BNET: What did your wife say when you quit? KN: "It's about time." The golden handfuffs aren't easy to shed, but I've got a rare skillset that's worth more outside Merck than inside. And at the moment she's on an errand as I watch our 6-year-old, Charlie. We just built a scooter and painted it together, and that wouldn't have happened if I had attended my all-day offsite scheduled for today.

BNET: What was the reaction of your colleagues to your videos when you were at the company? Did people like them or not? KN: I'm really curious about the reaction because I'm only seeing a tip of the iceberg. The people I've spoken with are really happy for me, and excited to see a friend follow his passion. Are there some that are rolling their eyes and glad I'm not a media liability? I imagine so, but I did not get the sense that anyone was angry.

BNET: What was the reaction of your colleagues when you quit? KN: There weren't many surprised people, although some like to remind me we're in a recession. Fortunately I have developed a rare expertise that happens to be in high demand. Online video is growing at about 40 percent per year, and I'm not sure the same is true for many pharmaceutical firms.

BNET: Any parting thoughts? KN: I think this case, while being a unique one, begs some important questions about social media as it relates to our obligations to our employers. For example, you seemed intrigued that I blogged from vacation, and put links to your stories.
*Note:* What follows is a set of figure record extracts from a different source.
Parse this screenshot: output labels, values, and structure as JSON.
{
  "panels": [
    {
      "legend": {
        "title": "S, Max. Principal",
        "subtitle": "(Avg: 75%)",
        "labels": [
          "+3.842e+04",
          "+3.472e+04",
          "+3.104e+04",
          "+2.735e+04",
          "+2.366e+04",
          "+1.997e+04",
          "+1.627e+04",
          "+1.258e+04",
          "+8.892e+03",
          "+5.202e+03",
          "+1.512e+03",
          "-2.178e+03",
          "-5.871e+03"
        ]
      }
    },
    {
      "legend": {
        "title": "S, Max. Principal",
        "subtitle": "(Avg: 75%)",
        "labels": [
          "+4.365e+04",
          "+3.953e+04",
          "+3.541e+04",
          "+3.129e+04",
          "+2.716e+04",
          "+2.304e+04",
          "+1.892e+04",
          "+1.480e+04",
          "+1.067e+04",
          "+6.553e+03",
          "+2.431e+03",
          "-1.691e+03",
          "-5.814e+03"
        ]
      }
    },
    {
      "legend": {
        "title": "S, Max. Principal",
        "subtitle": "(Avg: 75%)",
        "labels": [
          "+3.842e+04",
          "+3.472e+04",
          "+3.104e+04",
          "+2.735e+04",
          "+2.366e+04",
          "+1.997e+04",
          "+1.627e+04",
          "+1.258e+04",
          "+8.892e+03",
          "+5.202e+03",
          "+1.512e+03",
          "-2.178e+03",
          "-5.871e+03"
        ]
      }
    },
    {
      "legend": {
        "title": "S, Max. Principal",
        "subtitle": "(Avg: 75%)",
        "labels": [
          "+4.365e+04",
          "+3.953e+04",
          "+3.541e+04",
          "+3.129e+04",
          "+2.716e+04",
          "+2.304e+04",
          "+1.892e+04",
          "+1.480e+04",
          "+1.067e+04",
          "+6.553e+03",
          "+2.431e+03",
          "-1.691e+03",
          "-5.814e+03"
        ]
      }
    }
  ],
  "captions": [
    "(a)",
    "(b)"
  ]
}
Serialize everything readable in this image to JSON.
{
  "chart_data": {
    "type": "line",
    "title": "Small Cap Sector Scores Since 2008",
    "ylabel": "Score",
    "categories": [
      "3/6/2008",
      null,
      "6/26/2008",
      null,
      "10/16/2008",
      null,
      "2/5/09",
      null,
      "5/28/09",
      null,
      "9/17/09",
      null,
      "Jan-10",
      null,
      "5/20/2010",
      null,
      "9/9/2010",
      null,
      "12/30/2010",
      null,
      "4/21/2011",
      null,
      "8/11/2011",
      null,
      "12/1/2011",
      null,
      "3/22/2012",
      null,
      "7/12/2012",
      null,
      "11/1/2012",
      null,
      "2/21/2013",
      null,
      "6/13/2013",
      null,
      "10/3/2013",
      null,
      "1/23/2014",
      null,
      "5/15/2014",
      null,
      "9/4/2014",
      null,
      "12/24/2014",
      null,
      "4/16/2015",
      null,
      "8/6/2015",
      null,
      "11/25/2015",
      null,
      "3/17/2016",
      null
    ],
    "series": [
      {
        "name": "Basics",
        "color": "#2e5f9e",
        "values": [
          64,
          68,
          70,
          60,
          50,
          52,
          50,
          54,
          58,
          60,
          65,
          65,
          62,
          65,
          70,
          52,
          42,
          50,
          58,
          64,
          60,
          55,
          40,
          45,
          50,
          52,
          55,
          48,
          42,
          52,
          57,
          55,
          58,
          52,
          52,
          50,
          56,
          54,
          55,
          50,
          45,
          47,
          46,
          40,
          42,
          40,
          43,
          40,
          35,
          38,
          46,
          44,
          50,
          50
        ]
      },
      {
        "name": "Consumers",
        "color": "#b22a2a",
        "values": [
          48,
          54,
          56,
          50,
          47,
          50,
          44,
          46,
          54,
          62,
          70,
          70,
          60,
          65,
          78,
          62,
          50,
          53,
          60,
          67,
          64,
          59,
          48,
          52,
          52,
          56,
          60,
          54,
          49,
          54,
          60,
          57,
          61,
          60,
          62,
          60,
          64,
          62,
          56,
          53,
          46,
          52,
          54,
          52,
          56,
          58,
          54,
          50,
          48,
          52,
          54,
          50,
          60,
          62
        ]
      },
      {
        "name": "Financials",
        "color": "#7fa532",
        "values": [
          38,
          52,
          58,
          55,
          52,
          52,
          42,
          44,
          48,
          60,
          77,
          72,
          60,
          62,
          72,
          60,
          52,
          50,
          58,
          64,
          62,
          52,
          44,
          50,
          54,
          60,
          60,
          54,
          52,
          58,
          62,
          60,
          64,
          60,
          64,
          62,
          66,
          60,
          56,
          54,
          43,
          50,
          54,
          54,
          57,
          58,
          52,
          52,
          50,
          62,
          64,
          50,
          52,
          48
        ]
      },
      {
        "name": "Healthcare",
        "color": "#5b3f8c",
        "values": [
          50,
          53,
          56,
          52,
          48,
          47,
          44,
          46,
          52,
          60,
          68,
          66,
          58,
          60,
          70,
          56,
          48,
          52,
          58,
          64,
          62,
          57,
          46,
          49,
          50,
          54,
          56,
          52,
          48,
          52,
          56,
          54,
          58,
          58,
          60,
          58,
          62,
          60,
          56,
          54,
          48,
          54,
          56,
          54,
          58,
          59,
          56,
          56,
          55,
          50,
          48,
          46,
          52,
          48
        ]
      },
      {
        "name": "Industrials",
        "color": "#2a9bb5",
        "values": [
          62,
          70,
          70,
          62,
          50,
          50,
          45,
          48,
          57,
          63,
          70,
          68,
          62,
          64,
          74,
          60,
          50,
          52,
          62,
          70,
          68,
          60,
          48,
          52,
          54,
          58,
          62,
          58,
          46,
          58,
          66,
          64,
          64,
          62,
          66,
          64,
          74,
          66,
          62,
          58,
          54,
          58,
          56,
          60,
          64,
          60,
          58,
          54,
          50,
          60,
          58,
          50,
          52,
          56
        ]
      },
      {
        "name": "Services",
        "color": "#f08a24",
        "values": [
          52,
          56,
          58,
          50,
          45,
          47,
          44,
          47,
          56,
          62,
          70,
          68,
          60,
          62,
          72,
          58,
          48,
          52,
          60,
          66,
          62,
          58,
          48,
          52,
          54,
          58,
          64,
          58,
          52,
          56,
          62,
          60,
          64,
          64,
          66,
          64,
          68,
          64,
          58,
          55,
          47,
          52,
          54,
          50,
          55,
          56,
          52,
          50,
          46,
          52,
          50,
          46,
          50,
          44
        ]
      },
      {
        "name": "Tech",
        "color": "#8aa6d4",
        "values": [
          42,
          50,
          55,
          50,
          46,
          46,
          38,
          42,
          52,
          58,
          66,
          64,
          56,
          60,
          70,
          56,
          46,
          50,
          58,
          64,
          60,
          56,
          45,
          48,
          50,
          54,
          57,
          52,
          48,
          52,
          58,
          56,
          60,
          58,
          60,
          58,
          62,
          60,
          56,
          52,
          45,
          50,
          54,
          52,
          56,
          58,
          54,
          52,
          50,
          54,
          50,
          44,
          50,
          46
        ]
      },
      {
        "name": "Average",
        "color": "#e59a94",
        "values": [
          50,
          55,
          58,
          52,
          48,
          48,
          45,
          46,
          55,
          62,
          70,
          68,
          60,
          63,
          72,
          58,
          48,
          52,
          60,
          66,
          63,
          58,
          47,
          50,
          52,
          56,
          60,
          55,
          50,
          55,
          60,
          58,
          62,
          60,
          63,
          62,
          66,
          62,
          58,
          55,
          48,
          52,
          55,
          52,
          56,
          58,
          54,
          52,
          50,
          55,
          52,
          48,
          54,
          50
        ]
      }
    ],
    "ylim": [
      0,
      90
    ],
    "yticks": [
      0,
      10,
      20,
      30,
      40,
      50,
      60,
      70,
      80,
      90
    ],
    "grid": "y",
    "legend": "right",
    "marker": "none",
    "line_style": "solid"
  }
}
I would say a greater risk would be an employee that has a Facebook listing an employer, and then inappropriate photos on their pages.

While at Johnson & Johnson I helped devise policies in this area -- how can an employer protect itself from confidentiality breaches and negative press, while still providing its employees freedom of speech. It comes down to common sense ... for instance, while I thought making fun of my own ADHD was fair play given Merck's lack of presence in this category, I can see how that falls into a grey area. What if Nalts makes fun of his hairloss while also Propecia's product director? I would expect to see organizations developing policies in this area, given the gray lines. As a product director, I knew better than to make changes to a wikipedia that has inaccurate information on my brand. But is that common knowledge and well communicated among pharmaceutical firms and beyond?